Furthermore, the information processing apparatus writes the decompression data to the storage area B4.

FIG. 8 is a functional block diagram illustrating the configuration of the information processing apparatus according to the embodiment. As illustrated in FIG. 8, an information processing apparatus 100 includes a compression unit 100a, a decompression unit 100b, and a storing unit 100c.

The compression unit 100a is the processing unit that performs the compression process illustrated in FIG. 2, FIG. 5, and FIG. 6. The decompression unit 100b is the processing unit that performs the decompression process illustrated in FIG. 7. The information processing apparatus 100 sets, in the storing unit 100c, the storage areas A1 to A4 and B1 to B4 illustrated in FIG. 2, FIG. 5, FIG. 6, and the like.

FIG. 9 is a functional block diagram illustrating an example of the configuration of a compression unit according to the embodiment. As illustrated in FIG. 9, the compression unit 100a includes a file read unit 101, a tag determining unit 102, a tag encoding unit 103, a text encoding unit 104, an updating unit 105, and a file write unit 106. The tag determining unit 102 is an example of a determining unit. The tag encoding unit 103 is an example of a second conversion processing unit. The text encoding unit 104 is an example of a first conversion processing unit.

The file read unit 101 reads the character string of the content portion in the file F1 to the storage area A1. The file read unit 101 extracts the character string that is read to the storage area A1 and outputs the extracted character string to the tag determining unit 102.

The tag determining unit 102 determines whether the character string is a tag. For example, the tag determining unit 102 determines whether the first character of the character string is the start symbol “<” of the tag. If the first character of the character string is the start symbol “<” of the tag, the tag determining unit 102 outputs the tag character string to the tag encoding unit 103. The tag character string is a character string that begins with the start symbol “<” and that ends with the end symbol “>”. Furthermore, if the first character of the character string is not the start symbol “<” of the tag, the tag determining unit 102 outputs the character string to the text encoding unit 104.

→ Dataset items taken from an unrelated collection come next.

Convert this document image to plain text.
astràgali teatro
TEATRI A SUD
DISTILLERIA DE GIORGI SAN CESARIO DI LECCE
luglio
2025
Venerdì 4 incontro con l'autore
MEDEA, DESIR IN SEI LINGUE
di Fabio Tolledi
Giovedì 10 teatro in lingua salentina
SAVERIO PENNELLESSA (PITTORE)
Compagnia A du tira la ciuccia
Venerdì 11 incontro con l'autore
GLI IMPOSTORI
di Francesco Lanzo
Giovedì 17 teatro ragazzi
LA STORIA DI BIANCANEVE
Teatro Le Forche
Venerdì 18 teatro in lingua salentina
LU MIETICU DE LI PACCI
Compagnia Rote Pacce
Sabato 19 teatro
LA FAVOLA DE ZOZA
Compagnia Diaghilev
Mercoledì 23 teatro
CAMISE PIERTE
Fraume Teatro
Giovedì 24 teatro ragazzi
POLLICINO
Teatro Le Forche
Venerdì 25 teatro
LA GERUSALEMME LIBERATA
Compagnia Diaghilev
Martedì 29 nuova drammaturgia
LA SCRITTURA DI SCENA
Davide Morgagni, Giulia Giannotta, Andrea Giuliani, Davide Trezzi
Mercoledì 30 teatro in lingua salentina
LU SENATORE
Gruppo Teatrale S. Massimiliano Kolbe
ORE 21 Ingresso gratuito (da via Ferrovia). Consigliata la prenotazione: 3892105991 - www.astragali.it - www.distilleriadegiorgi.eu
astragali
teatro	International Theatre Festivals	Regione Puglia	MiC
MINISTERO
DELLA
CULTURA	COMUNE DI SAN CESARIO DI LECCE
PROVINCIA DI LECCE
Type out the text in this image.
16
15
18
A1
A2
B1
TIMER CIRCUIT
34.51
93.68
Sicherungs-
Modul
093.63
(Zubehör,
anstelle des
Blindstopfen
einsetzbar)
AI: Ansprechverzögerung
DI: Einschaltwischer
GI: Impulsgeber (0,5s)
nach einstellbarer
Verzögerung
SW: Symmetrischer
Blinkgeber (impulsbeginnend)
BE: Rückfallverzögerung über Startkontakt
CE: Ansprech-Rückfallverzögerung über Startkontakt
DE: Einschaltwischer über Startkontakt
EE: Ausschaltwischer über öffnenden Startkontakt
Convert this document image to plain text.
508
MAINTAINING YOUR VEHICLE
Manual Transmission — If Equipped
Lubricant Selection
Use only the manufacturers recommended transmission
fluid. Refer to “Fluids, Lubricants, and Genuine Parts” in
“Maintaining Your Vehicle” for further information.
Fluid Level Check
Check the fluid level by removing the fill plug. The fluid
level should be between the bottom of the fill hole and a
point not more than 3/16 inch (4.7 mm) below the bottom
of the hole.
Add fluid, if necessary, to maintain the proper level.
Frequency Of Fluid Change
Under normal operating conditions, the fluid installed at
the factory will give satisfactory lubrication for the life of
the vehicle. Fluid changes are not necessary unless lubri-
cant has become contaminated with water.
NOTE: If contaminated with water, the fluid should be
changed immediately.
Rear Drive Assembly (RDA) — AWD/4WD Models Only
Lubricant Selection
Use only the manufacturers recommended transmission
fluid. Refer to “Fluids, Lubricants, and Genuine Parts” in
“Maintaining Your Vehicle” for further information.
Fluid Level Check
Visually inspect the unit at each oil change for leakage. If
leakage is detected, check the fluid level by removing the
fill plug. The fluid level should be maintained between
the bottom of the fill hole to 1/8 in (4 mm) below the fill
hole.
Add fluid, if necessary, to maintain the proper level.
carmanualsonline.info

The tag encoding unit 103 encodes the tag character string. The tag encoding unit 103 includes a tag character string comparing unit 103a, a first tag encoding unit 103b, and a second tag encoding unit 103c.

The tag character string comparing unit 103a checks the tag character string with the dynamic dictionary T1 in the storage area A3 and determines whether the tag name included in the tag character string is included in the dynamic dictionary T1. If the tag name included in the tag character string is not registered in the dynamic dictionary T1, the tag character string comparing unit 103a outputs the tag character string to the first tag encoding unit 103b. If the tag name included in the tag character string is registered in the dynamic dictionary T1, the tag character string comparing unit 103a outputs the tag character string to the second tag encoding unit 103c.

The first tag encoding unit 103b registers the content of the tag character string in the dynamic dictionary T1 and creates compressed data in which the newly registered registration number is set to the compression code. As an example, in the dynamic dictionary T1, a new registration number is registered as the registration number, the tag name included in the tag character string is registered as tag name, and the character string of the attribute portion included in the tag character string is registered as the character string of the attribute portion. In the compressed data, “0” is set as the tag identifier, the registration number that is newly registered as the compression code is set, and “0” is set as the variable part identifier.

Furthermore, the first tag encoding unit 103b outputs the compressed data to the file write unit 106.

The second tag encoding unit 103c determines whether the character string of the attribute portion in the tag character string and the character string of the attribute portion in the dynamic dictionary T1 exactly match. If both exactly match, the second tag encoding unit 103c creates compressed data in which the registration number associated with the same tag name as the tag character string is allocated to the compression code. As an example, in the compressed data, “0” is set as the tag identifier, a subject registration number is set as the compression code, and “0” is set as the variable part identifier.

Furthermore, if both do not exactly match, the second tag encoding unit 103c determines whether the middle portions of the character string of the attribute portion in the tag character string are mismatched. For example, the second tag encoding unit 103c performs a prefix search on the character string of the attribute portion in the dynamic dictionary T1 and the character string of the attribute portion in the tag character string. The second tag encoding unit 103c performs a suffix search on the character string of the attribute portion in the dynamic dictionary T1 and the character string of the attribute portion in the tag character string. If a forward match character string or a backward match character string is present, the second tag encoding unit 103c determines that the middle portion of the character string of the attribute portion in the tag character string is mismatched. If one of the character string of the forward match and the character string of the backward match is not present, the second tag encoding unit 103c determines that the middle portion of the character string of the attribute portion in the tag character string is not mismatched.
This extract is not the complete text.